As a whole we need to consider how all the different factors discussed above come into play. If you or a loved one have had a fall, then my guess is one or more of the above factors was at play. And if you or a loved one has not had a fall, NOW is the time to consider those types of factors. So how do we keep grandma from falling?


First we assess their risk facts in each of the above sections. Then, we prioritize them in order of what can be changed, and what can’t. For some people, reversing time to NOT have a stroke is desired, but not a feasible option. So why can't we change the physical presentation? We CAN address the environmental and psychosocial factors to reduce our falls.


Enlist a professional to help you, and PLAN ahead, don’t wait until you are caught with your pants down, or you’ve been admitted for a fall.

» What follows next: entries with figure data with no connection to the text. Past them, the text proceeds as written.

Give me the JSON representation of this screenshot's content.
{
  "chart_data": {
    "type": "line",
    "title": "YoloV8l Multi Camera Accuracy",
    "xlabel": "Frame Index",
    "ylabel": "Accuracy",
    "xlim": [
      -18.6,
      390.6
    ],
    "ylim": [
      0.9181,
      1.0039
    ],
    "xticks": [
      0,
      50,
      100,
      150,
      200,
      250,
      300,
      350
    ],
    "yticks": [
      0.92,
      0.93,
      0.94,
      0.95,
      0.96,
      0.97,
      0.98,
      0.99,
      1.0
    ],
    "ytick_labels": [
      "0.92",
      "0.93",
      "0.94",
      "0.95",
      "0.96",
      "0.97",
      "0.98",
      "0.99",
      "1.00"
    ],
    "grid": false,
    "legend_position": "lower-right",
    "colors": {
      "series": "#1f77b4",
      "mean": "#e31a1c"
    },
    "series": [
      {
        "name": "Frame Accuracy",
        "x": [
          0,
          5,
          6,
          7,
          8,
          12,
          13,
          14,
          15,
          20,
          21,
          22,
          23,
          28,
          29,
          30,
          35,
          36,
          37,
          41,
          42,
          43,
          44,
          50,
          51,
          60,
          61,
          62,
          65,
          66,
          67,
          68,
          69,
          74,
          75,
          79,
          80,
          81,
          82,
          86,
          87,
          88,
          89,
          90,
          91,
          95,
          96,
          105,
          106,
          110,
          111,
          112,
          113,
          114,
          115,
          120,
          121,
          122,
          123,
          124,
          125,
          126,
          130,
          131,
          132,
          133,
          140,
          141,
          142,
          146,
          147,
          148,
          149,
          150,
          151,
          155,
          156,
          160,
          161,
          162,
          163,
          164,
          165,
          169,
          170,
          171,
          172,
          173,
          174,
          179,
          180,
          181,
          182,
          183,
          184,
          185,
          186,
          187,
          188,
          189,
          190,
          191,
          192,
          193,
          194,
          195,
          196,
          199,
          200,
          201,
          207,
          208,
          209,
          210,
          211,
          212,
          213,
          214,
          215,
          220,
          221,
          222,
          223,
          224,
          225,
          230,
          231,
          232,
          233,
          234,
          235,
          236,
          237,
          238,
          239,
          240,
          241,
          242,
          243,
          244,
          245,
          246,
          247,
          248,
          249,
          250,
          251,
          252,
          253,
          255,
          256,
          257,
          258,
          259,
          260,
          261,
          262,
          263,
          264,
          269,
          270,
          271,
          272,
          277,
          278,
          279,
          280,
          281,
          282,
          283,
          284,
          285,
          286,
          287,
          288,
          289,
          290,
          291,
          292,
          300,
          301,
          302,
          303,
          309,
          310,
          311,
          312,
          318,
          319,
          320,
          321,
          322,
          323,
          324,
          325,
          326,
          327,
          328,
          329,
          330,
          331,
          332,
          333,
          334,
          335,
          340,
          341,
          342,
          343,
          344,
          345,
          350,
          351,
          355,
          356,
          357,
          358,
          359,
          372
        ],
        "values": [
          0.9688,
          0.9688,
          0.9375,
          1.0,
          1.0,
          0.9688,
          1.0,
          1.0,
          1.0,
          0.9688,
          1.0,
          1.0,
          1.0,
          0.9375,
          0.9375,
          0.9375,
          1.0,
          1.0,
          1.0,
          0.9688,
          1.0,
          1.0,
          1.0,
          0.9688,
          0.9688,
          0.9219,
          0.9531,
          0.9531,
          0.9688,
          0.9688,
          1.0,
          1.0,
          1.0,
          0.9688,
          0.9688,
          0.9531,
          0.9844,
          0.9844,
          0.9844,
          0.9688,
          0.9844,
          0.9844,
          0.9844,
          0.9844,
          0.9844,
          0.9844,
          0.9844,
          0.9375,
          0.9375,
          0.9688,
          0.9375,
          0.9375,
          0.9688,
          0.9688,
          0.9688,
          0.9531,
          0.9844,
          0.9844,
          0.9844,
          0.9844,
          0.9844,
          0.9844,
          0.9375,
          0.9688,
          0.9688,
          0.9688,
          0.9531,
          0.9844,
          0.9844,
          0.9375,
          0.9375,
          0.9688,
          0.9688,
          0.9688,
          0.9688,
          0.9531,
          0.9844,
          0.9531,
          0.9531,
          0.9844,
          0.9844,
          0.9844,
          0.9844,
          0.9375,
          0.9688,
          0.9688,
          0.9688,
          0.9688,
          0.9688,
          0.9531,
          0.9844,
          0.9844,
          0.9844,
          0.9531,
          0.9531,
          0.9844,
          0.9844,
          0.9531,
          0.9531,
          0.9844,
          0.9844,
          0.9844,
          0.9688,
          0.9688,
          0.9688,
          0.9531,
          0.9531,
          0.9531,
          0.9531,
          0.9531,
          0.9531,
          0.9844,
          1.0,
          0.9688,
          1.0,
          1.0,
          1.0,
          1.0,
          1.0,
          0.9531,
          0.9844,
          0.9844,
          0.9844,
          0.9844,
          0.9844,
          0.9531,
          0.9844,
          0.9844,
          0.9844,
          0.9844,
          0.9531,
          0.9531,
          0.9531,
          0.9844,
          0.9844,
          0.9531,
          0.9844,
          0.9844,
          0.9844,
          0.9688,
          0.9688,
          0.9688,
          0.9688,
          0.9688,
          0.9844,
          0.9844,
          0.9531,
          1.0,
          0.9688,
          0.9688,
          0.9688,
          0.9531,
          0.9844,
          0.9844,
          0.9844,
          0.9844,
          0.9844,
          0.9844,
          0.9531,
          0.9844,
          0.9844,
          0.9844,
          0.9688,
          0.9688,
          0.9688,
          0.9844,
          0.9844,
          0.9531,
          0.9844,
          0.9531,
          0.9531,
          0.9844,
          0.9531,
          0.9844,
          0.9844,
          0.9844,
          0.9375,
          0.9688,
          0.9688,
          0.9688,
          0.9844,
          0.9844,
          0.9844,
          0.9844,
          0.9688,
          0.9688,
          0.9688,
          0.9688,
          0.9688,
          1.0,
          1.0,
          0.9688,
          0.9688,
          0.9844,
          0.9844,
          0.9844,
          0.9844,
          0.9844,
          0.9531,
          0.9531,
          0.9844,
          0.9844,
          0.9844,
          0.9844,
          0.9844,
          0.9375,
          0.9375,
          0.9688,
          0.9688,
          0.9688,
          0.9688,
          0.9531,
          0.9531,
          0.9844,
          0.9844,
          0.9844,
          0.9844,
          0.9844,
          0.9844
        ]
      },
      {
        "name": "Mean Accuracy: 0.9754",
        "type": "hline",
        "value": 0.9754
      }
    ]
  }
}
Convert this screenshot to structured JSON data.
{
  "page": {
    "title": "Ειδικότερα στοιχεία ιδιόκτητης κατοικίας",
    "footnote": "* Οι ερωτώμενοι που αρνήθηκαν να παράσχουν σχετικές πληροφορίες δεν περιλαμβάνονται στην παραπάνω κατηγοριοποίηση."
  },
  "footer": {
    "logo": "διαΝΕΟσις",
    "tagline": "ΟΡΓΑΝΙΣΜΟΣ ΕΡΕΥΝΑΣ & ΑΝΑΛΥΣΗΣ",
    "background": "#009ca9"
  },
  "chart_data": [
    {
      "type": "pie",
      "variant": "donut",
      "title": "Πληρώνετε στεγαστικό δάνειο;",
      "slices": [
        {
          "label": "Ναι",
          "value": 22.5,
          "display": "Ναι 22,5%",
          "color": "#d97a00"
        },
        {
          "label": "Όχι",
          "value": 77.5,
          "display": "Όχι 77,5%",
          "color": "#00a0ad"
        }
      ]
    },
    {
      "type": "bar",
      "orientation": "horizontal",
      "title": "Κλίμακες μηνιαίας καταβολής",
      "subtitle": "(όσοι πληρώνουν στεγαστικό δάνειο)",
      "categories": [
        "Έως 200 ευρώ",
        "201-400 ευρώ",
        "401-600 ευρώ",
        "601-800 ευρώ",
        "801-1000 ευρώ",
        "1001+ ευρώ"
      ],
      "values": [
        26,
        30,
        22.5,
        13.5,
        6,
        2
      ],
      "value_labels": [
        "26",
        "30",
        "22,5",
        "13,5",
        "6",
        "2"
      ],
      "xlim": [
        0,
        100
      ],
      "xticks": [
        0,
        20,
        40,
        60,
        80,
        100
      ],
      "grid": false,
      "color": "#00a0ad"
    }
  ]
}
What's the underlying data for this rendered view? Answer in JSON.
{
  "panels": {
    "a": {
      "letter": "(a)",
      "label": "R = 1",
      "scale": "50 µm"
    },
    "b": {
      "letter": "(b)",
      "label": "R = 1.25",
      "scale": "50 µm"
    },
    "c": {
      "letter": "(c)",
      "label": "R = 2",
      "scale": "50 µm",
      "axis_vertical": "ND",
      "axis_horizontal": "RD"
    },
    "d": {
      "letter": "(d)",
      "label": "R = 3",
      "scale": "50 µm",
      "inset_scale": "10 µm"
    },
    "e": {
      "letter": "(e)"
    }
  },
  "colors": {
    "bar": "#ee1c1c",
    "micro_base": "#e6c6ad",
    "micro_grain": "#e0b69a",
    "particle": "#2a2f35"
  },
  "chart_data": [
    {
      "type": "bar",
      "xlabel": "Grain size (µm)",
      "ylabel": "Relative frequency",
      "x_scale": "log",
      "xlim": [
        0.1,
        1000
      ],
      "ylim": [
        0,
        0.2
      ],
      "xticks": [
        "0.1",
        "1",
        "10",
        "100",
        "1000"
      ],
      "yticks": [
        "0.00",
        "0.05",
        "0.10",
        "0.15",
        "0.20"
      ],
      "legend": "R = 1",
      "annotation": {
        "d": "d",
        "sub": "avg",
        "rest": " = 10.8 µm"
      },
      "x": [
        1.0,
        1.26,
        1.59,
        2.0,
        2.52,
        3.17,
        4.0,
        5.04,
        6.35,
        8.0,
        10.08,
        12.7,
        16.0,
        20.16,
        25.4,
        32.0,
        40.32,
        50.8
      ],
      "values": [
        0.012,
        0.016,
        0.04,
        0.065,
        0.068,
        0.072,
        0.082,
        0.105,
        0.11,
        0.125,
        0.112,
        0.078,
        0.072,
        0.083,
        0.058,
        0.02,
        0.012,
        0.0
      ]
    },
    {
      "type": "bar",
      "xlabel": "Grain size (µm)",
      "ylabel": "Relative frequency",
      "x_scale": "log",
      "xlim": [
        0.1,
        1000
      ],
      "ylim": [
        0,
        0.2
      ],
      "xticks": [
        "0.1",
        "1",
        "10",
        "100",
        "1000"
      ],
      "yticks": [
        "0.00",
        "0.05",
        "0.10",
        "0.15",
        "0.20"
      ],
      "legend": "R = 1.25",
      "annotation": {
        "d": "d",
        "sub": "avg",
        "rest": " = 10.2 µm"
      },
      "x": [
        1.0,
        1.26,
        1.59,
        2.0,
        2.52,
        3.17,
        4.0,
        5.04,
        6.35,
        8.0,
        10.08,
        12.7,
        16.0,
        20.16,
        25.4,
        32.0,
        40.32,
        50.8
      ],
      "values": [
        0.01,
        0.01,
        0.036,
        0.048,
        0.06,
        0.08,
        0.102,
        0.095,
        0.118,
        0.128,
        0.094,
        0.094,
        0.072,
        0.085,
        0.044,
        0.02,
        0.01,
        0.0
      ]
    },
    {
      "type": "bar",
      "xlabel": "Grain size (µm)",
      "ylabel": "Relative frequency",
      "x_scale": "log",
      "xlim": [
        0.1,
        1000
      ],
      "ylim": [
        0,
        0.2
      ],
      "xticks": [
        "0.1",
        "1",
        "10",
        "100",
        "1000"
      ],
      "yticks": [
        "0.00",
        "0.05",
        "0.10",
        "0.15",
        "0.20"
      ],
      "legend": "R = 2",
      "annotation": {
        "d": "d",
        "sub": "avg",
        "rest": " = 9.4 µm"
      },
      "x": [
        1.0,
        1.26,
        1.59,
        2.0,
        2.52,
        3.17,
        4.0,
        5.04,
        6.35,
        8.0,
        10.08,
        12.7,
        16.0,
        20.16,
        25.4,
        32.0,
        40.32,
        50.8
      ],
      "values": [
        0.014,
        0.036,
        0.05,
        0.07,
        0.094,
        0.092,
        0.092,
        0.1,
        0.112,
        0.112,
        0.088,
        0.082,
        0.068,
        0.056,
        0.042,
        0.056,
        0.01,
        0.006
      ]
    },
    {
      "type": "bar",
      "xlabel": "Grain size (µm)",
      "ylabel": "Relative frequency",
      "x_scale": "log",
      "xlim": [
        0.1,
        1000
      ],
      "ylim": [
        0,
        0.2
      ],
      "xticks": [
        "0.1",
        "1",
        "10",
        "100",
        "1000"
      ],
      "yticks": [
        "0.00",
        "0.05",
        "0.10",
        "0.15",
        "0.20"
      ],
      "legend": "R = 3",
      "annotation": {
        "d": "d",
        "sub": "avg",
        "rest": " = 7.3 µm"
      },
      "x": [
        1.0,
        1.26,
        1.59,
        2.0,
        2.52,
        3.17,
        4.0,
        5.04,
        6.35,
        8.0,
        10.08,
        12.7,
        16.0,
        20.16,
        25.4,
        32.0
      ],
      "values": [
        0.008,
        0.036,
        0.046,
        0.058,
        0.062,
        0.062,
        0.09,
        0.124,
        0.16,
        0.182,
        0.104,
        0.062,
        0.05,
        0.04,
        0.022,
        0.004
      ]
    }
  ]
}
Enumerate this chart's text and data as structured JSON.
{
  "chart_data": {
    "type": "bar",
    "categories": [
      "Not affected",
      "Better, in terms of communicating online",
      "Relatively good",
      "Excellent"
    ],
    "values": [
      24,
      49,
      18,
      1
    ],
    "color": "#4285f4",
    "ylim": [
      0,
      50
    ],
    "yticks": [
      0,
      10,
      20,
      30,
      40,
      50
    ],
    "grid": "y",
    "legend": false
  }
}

The biggest mistake I see in the continuum of care, is isolating the problems into separate compartments when in actuality they are interrelated. Under the guidance of a professional you will learn exercises unique to your or your loved one deficits and needs. You are an individual and your interventions should reflect that.


Under your doctor/ pharmacists you can discuss the medication side effects that may be influencing balance and cognition.


With a PT you can address deficits with walking, nagging injuries, balance, surgical recovery.


With an OT you can get help with dressing, shopping, engaging in social activities both in/out of the house.